According to Laulicht, the building’s classrooms will be used for a three-times-a-week supplemental school program running four hours a day for 50 children. Another area will be used twice a week for 100 high school students for similar after-school programs. “We will add to that each year until there are 2,000 students and 200 teachers involved.”

“This a huge collaboration project,” said Laulicht, as he ran off a list of credits, including MetroWest, the JDC, the Ofakim municipal government, and the Israeli Ministries of Welfare and Education.

The Laulicht center will also give the local youngsters “meals, some social interaction, some physical activity, and help with homework. Parents will be involved with teachers to learn how to cook and what to cook as a way to get parents and children to interact,” said Laulicht.

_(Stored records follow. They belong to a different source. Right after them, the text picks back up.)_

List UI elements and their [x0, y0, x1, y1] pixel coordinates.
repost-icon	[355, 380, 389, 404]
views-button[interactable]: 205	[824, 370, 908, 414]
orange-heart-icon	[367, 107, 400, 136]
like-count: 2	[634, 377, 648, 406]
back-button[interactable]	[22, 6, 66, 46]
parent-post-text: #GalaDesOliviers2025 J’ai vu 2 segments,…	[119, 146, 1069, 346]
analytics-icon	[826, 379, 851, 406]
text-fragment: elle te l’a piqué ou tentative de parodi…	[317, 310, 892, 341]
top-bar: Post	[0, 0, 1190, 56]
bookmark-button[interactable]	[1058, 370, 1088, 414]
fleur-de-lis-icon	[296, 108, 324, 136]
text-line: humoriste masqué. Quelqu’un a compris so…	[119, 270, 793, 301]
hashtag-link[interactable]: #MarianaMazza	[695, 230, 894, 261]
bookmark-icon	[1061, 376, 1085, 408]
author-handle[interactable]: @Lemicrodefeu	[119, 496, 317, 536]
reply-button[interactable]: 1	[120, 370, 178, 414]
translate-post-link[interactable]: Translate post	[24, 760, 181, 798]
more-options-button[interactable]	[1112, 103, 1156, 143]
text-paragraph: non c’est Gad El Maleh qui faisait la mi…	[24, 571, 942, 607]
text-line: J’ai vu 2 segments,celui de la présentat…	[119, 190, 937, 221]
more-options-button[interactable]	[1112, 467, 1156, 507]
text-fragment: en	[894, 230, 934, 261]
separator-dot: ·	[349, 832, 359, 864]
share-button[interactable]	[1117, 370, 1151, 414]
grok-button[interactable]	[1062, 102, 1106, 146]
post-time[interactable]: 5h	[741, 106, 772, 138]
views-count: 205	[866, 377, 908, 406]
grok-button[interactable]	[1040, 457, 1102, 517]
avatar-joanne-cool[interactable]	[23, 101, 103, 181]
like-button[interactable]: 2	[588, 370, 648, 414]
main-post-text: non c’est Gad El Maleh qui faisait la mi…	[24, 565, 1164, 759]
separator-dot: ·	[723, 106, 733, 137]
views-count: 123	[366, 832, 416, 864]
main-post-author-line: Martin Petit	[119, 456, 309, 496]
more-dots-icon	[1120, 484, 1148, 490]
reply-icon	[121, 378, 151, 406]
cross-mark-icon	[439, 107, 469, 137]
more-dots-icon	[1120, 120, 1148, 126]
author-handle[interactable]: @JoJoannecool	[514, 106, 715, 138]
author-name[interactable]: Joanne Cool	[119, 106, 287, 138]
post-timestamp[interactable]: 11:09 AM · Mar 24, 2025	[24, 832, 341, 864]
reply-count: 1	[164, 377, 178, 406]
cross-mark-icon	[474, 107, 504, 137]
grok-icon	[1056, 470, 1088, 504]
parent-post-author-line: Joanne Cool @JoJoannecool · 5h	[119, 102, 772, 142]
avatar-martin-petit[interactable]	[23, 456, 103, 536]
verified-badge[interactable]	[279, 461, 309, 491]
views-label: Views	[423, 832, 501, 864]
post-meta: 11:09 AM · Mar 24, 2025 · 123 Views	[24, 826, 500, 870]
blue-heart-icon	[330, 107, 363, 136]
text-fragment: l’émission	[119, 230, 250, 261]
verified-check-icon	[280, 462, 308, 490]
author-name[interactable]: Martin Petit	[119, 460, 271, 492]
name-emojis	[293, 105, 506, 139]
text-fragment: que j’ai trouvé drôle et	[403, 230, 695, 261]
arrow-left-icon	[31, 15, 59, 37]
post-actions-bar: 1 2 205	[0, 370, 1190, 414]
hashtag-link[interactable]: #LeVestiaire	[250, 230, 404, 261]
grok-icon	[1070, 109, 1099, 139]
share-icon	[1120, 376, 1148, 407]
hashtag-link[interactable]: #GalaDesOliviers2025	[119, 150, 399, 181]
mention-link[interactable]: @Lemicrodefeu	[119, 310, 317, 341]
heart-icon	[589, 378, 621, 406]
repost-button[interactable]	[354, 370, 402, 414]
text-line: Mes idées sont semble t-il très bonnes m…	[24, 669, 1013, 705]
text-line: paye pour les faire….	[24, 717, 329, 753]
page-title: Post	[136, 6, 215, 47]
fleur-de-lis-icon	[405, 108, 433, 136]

“We will give them lifelong lessons in issues related to nutrition and health. We will be helping them educationally with schoolwork. There will be a counseling component for those with psychological problems. There will be a socialization component. Ofakim has come out of the depths with our help. Hopefully this will continue the process, and it may create a model for other communities to do this as well through their Partnership 2000 programs,” he added.

“It is going to change lives,” said Shacham. “Right now these kids don’t have a structure that allows them to have normal lives. They have broken families and broken homes and a lot of problems within their families. The current after-school programs are almost nothing, and in the afternoon the kids are out in the streets. This thing will be like their second home.”